The copper–copper(II) sulfate electrode is a reference electrode of the first kind, based on the redox reaction with participation of the metal (copper) and its salt, copper(II) sulfate.
It is used for measuring electrode potential and is the most commonly used reference electrode for testing cathodic protection corrosion control systems. The corresponding equation can be presented as follow:
Cu^{2+} + 2e^{−} → Cu^{0}(metal)

This reaction is characterized by reversible and fast electrode kinetics, meaning that a sufficiently high current can be passed through the electrode with 100% efficiency of the redox reaction (dissolution of the metal or cathodic deposition of the copper-ions).
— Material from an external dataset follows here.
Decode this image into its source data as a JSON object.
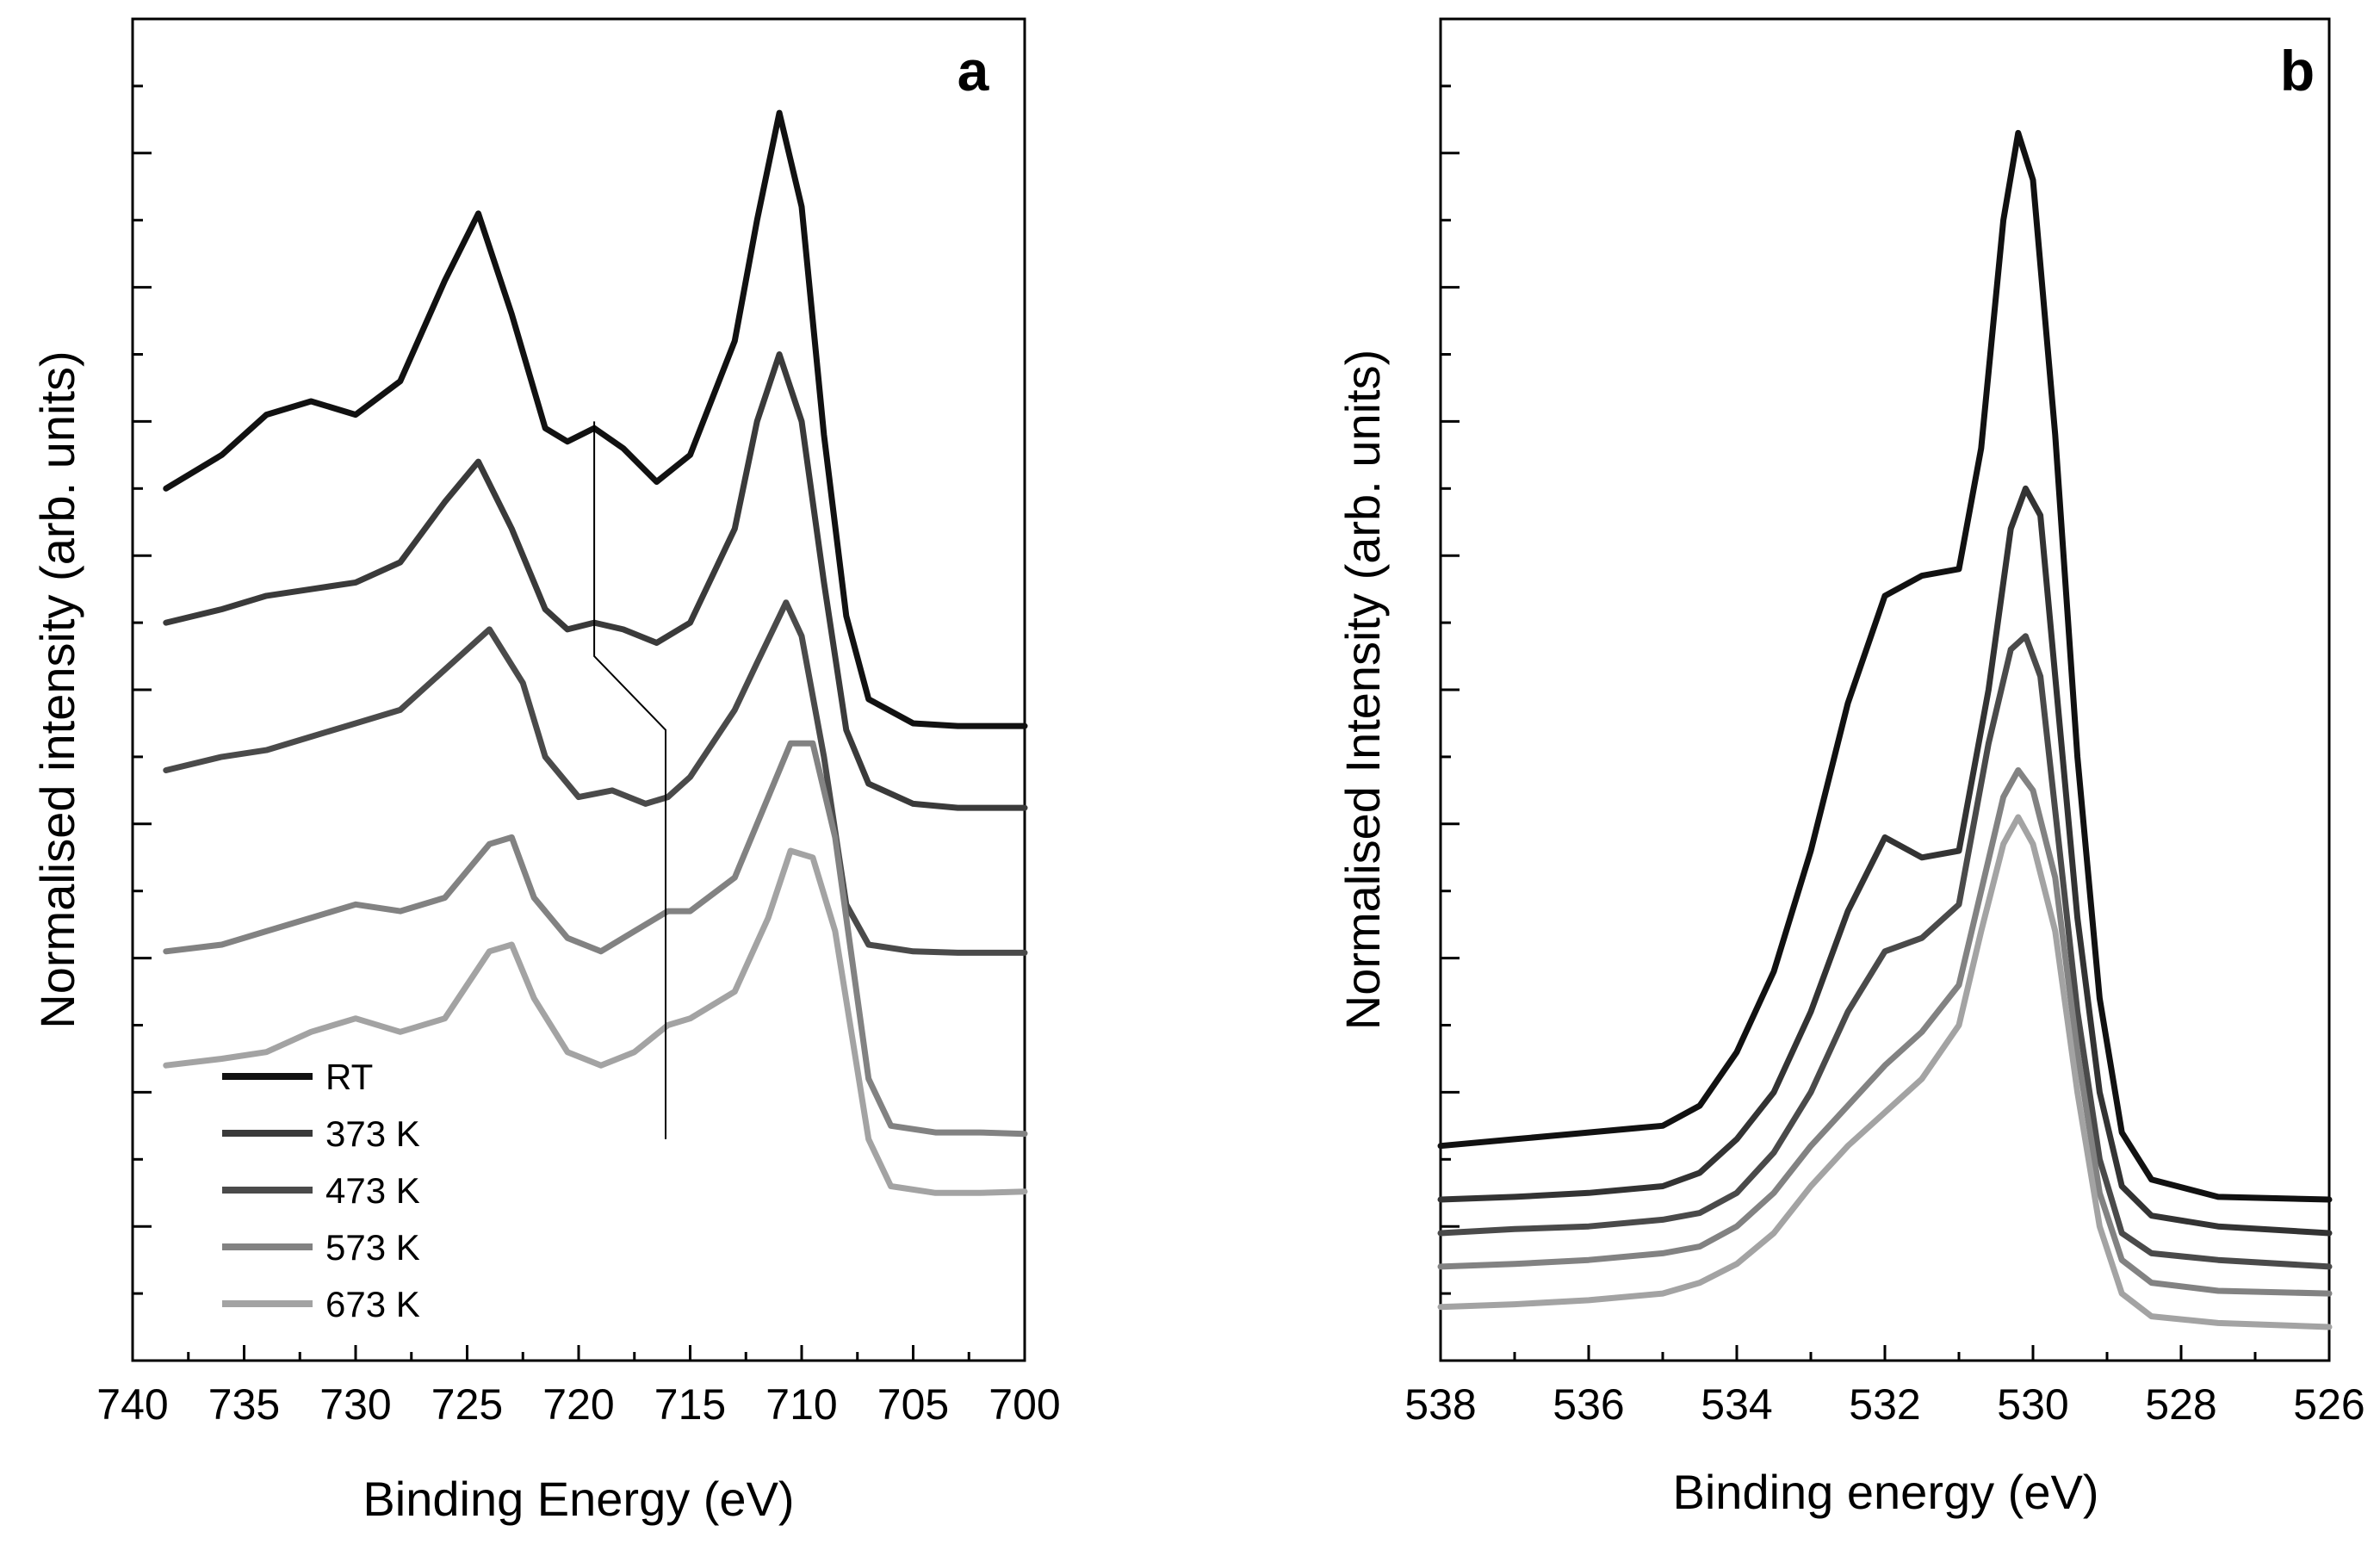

The Nernst equation below shows the dependence of the potential of the copper-copper(II) sulfate electrode on the activity or concentration copper-ions:

$E=0.337 + \frac{RT}{2F} \ln a_{\rm Cu^{2+}}$
The potential of a copper–copper sulfate electrode is +0.314 volt with respect to the standard hydrogen electrode.

== Design ==
Commercial reference electrodes consist of a plastic tube holding the copper rod and saturated solution of copper sulfate. A porous plug on one end allows contact with the copper sulfate electrolyte. The copper rod protrudes out of the tube. The negative lead of a voltmeter is connected to the copper rod.

== Applications ==
A copper–copper(II) sulfate electrode is used as one of the half cells in the galvanic Daniel-Jakobi cell.

Copper-copper(II) sulfate electrodes are used in the Copper coulometer. It contains two identical copper electrodes immersed in a slightly acidic pH-buffered solution of copper(II) sulfate.